Júlia Strappato

Personal information
- Full name: Júlia Strappato Garreta
- Born: 16 January 2000 (age 26) Matadepera, Spain

Sport
- Sport: Field hockey
- Position: Midfield

Senior career
- Years: Team / Caps / Goals
- –: Junior FC / - / -

National team
- Years: Team / Caps / Goals
- 2017–2019: Spain U–21 / 9 / (0)
- 2020–: Spain / 31 / (0)

Medal record
Women's field hockey
Representing Spain
EuroHockey Junior Championship
| Gold medal – first place | 2019 Valencia | Team |

= Júlia Strappato =

Spanish field hockey player (born 2000)

Júlia Strappato Garreta (born 16 January 2000) is a Spanish field hockey player.

==Early life==
Júlia Strappato originates from the Matadepera municipality in Catalonia.

==Career==
===Domestic league===
In the Spanish national league, the Liga Iberdrola, Strappato represents Junior FC.

===Under–21===
Strappato made her debut for the Spanish U–21s in 2017, representing the team at the EuroHockey Junior Championship in Valencia.

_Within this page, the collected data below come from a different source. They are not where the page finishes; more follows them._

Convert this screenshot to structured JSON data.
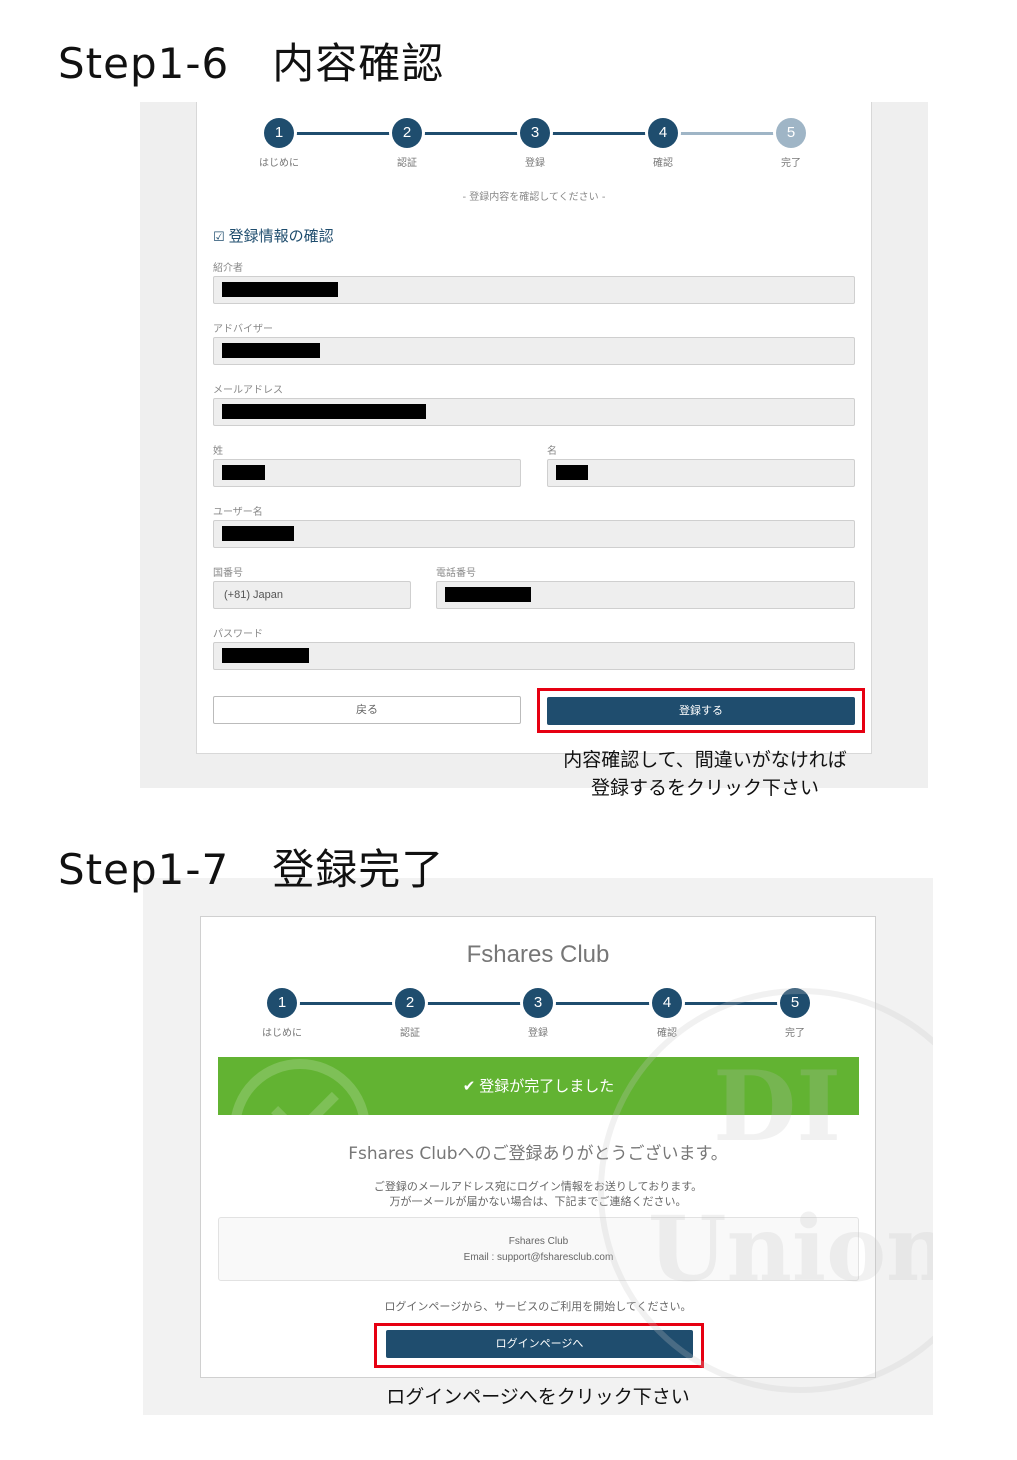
{
  "headings": {
    "step_1_6": "Step1-6　内容確認",
    "step_1_7": "Step1-7　登録完了"
  },
  "stepper": {
    "steps": [
      {
        "num": "1",
        "label": "はじめに"
      },
      {
        "num": "2",
        "label": "認証"
      },
      {
        "num": "3",
        "label": "登録"
      },
      {
        "num": "4",
        "label": "確認"
      },
      {
        "num": "5",
        "label": "完了"
      }
    ]
  },
  "confirm": {
    "note": "- 登録内容を確認してください -",
    "section_title": "登録情報の確認",
    "fields": {
      "referrer": "紹介者",
      "advisor": "アドバイザー",
      "email": "メールアドレス",
      "last_name": "姓",
      "first_name": "名",
      "username": "ユーザー名",
      "country_code": "国番号",
      "country_code_value": "(+81) Japan",
      "phone": "電話番号",
      "password": "パスワード"
    },
    "back_button": "戻る",
    "register_button": "登録する",
    "caption_line1": "内容確認して、間違いがなければ",
    "caption_line2": "登録するをクリック下さい"
  },
  "complete": {
    "brand": "Fshares Club",
    "success_message": "登録が完了しました",
    "thanks": "Fshares Clubへのご登録ありがとうございます。",
    "info_line1": "ご登録のメールアドレス宛にログイン情報をお送りしております。",
    "info_line2": "万が一メールが届かない場合は、下記までご連絡ください。",
    "contact_name": "Fshares Club",
    "contact_email": "Email : support@fsharesclub.com",
    "login_note": "ログインページから、サービスのご利用を開始してください。",
    "login_button": "ログインページへ",
    "caption": "ログインページへをクリック下さい"
  },
  "watermark": {
    "line1": "DI",
    "line2": "Union"
  },
  "colors": {
    "primary": "#1f4d6e",
    "step_inactive": "#9fb5c6",
    "success": "#62b332",
    "highlight": "#e60012"
  }
}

She won a gold medal at her second EuroHockey Junior Championship two years later, again in Valencia.

===Red Sticks===
In 2020, Strappato made her debut for the Red Sticks. She appeared in a test series against Argentina in Mar del Plata.

She played in her first major tournament two years later, representing Spain in season three of the FIH Pro League.

==Personal life==
Born in Spain, Strappato is of Italian descent through her father, a former rowing champion.